Score : $625$ points

Problem Statement

You are given a directed graph with $N$ vertices and $M$ edges. For $i = 1, 2, \ldots, M$, the $i$-th edge is directed from vertex $s_i$ to vertex $t_i$.

Determine whether there is a permutation $P = (P_1, P_2, \ldots, P_N)$ of $(1, 2, \ldots, N)$ that satisfies both of the following conditions, and if there is, provide an example.

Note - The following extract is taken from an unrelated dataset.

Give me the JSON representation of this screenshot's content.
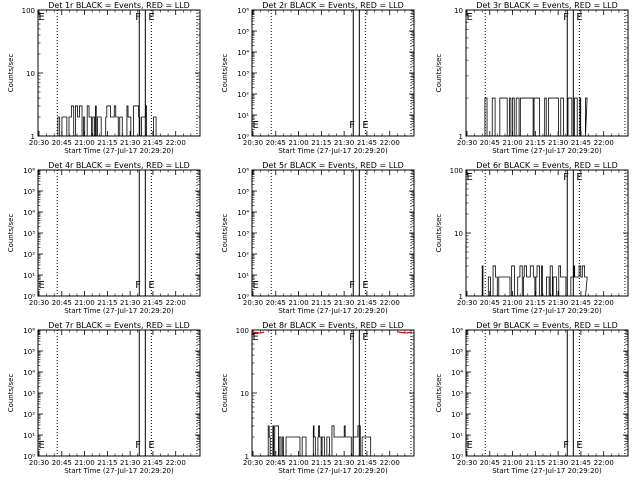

• $P_{s_i} \lt P_{t_i}$ for all $i = 1, 2, \ldots, M$.
• $L_i \leq P_i \leq R_i$ for all $i = 1, 2, \ldots, N$.

Constraints

• $2 \leq N \leq 2 \times 10^5$
• $0 \leq M \leq \min\lbrace 4 \times 10^5, N(N-1) \rbrace$
• $1 \leq s_i, t_i \leq N$
• $s_i \neq t_i$
• $i \neq j \implies (s_i, t_i) \neq (s_j, t_j)$
• $1 \leq L_i \leq R_i \leq N$
• All input values are integers.

Input

The input is given from Standard Input in the following format:

$N$ $M$

$s_1$ $t_1$

$s_2$ $t_2$

$\vdots$

$s_M$ $t_M$

$L_1$ $R_1$

$L_2$ $R_2$

$\vdots$

$L_N$ $R_N$

Output

If there is no $P$ that satisfies the conditions, print No. If there is a $P$ that satisfies the conditions, print Yes in the first line, and the elements of $P$ separated by spaces in the second line, in the following format. If multiple $P$'s satisfy the conditions, any of them will be accepted.

Yes

$P_1$ $P_2$ $\ldots$ $P_N$

5 4
1 5
2 1
2 5
4 3
1 5
1 3
3 4
1 3
4 5

Yes
3 1 4 2 5

$P = (3, 1, 4, 2, 5)$ satisfies the conditions. In fact,

• for the first edge $(s_1, t_1) = (1, 5)$, we have $P_1 = 3 \lt 5 = P_5$;
• for the second edge $(s_2, t_2) = (2, 1)$, we have $P_2 = 1 \lt 3 = P_1$;
• for the third edge $(s_3, t_3) = (2, 5)$, we have $P_2 = 1 \lt 5 = P_5$;
• for the fourth edge $(s_4, t_4) = (4, 3)$, we have $P_4 = 2 \lt 4 = P_3$.

Also,

• $L_1 = 1 \leq P_1 = 3 \leq R_1 = 5$,
• $L_2 = 1 \leq P_2 = 1 \leq R_2 = 3$,
• $L_3 = 3 \leq P_3 = 4 \leq R_3 = 4$,
• $L_4 = 1 \leq P_4 = 2 \leq R_4 = 3$,
• $L_5 = 4 \leq P_5 = 5 \leq R_5 = 5$.

2 2
1 2
2 1
1 2
1 2

No

No $P$ satisfies the conditions, so print No.